Labels Are For Soup Cans

by Conor Friedersdorf

Apropos yesterday's post about E.D. Kain's break with conservatism, I want to add something: ideological conversions are often interesting to discuss, as evidenced by Daniel Larison's post here and Mr. Kain's response. And it's always refreshing to read someone who is forthrightly working through their beliefs in public, especially when that includes grappling with critics in an earnest attempt to arrive at the right answer.

But it's worth remembering that what a writer ends up calling himself shouldn't ultimately matter nearly as much as it does. An insightful mind remains so regardless of ideological affiliations. Arguments should be evaluated on their merits, as opposed to whether the idea therein or the proponent advancing it is authentically liberal, conservative, or libertarian. Heretic hunters on the right and the left very much resent it when dissidents lay claim to an ideological label. Almost always it is irrational when they do so.

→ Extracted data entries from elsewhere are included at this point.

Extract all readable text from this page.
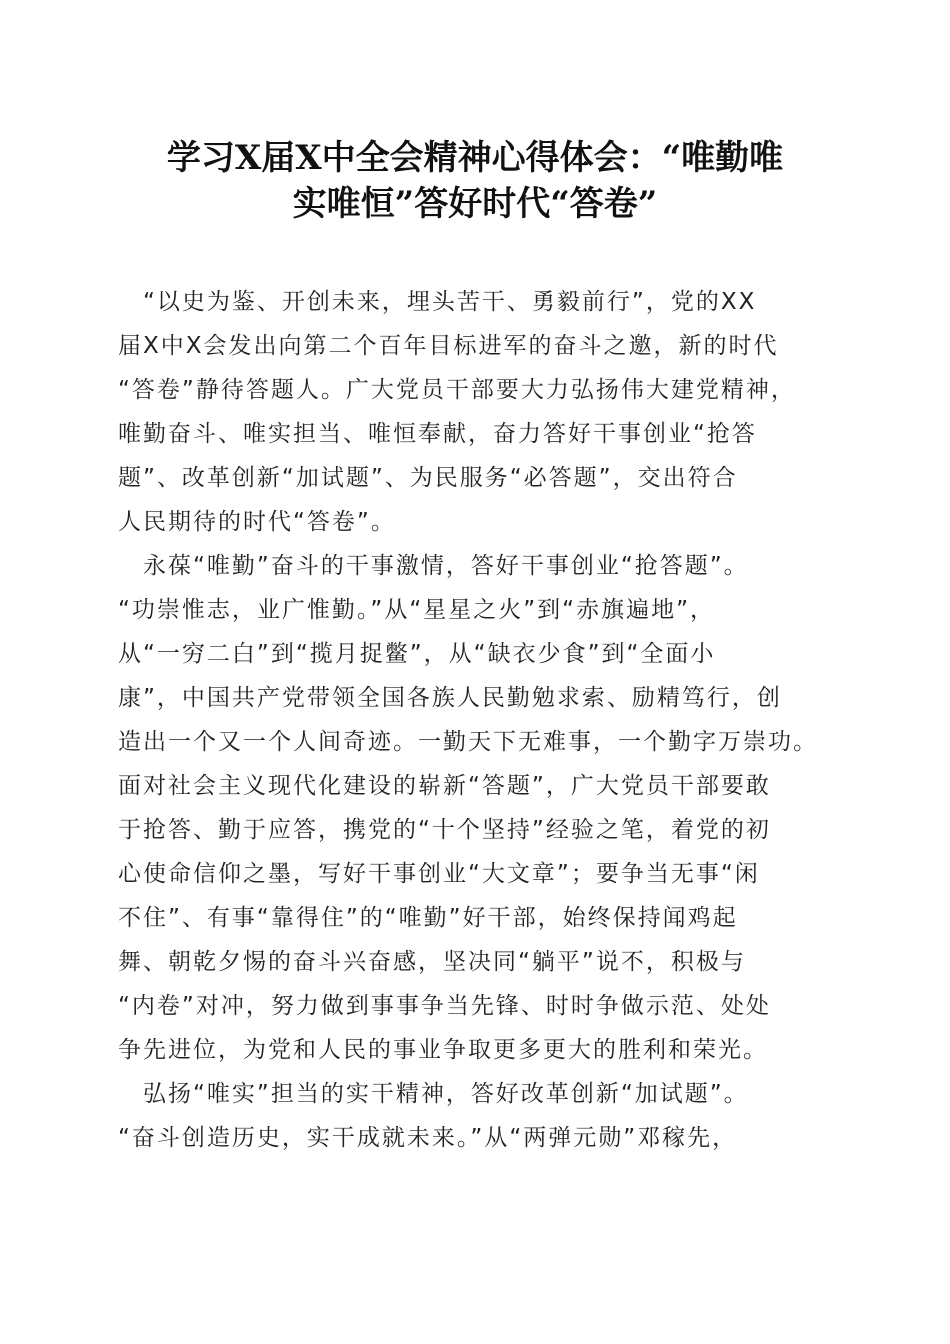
学习X届X中全会精神心得体会：“唯勤唯
实唯恒”答好时代“答卷”
　“以史为鉴、开创未来，埋头苦干、勇毅前行”，党的XX
届X中X会发出向第二个百年目标进军的奋斗之邀，新的时代
“答卷”静待答题人。广大党员干部要大力弘扬伟大建党精神，
唯勤奋斗、唯实担当、唯恒奉献，奋力答好干事创业“抢答
题”、改革创新“加试题”、为民服务“必答题”，交出符合
人民期待的时代“答卷”。
　永葆“唯勤”奋斗的干事激情，答好干事创业“抢答题”。
“功崇惟志，业广惟勤。”从“星星之火”到“赤旗遍地”，
从“一穷二白”到“揽月捉鳖”，从“缺衣少食”到“全面小
康”，中国共产党带领全国各族人民勤勉求索、励精笃行，创
造出一个又一个人间奇迹。一勤天下无难事，一个勤字万崇功。
面对社会主义现代化建设的崭新“答题”，广大党员干部要敢
于抢答、勤于应答，携党的“十个坚持”经验之笔，着党的初
心使命信仰之墨，写好干事创业“大文章”；要争当无事“闲
不住”、有事“靠得住”的“唯勤”好干部，始终保持闻鸡起
舞、朝乾夕惕的奋斗兴奋感，坚决同“躺平”说不，积极与
“内卷”对冲，努力做到事事争当先锋、时时争做示范、处处
争先进位，为党和人民的事业争取更多更大的胜利和荣光。
　弘扬“唯实”担当的实干精神，答好改革创新“加试题”。
“奋斗创造历史，实干成就未来。”从“两弹元勋”邓稼先，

So long as Mr. Kain persists in offering intellectually honest writing that advances conversations, I'll follow his stuff wherever it's published, regardless of whether he calls himself a liberal, an independent, a socialist, a centrist, a neocon, a neo-liberal, a conservative, an atheist, an Islamic bridge builder, or a centaur advocate. The thoughts he expresses on any given issue are themselves a lot more important and informative than whatever label he finds most accurate, and I don't see why I'd ever rely on a vague proxy to judge one of his pieces when I could just read it and agree or disagree as appropriate.

In the left blogosphere, you'll find people who resent the fact that Mickey Kaus calls himself a liberal. On the right a whole cadre of bloggers is apoplectic about the fact that someone like Andrew Sullivan dares to invoke the c word. An astonishing number of people have had long arguments about whether or not Mr. Sullivan is truly a conservative. I don't begrudge them those debates, inconsequential though they may be. The point is that whatever label fits him best, it is insanity to imagine that anyone is going to come away from his writing unaware of the fact that he's a gay, British born fan of President Obama who persists in a complicated relationship with Catholicism, loathes torture, harbors a profound distrust of Sarah Palin, has a soft spot for Margaret Thatcher, passionately wants to see gay marriage legalized... and the list goes on.

I use Mr. Sullivan as an example because Dish readers are familiar with his work, but the same can be said for any commentator who has spent enough time writing for public consumption to provide an infinitely better idea of where he or she is coming from than even the most accurate ideological label could possibly offer. (This even applies to ideological hacks, who couldn't hide their affiliations if they tried.)

The success some have had elevating ideological labels and boxing complicated writers into them is a shame, a disservice to the audience, a failure for which readers share responsibility, and a trend that ought to be resisted.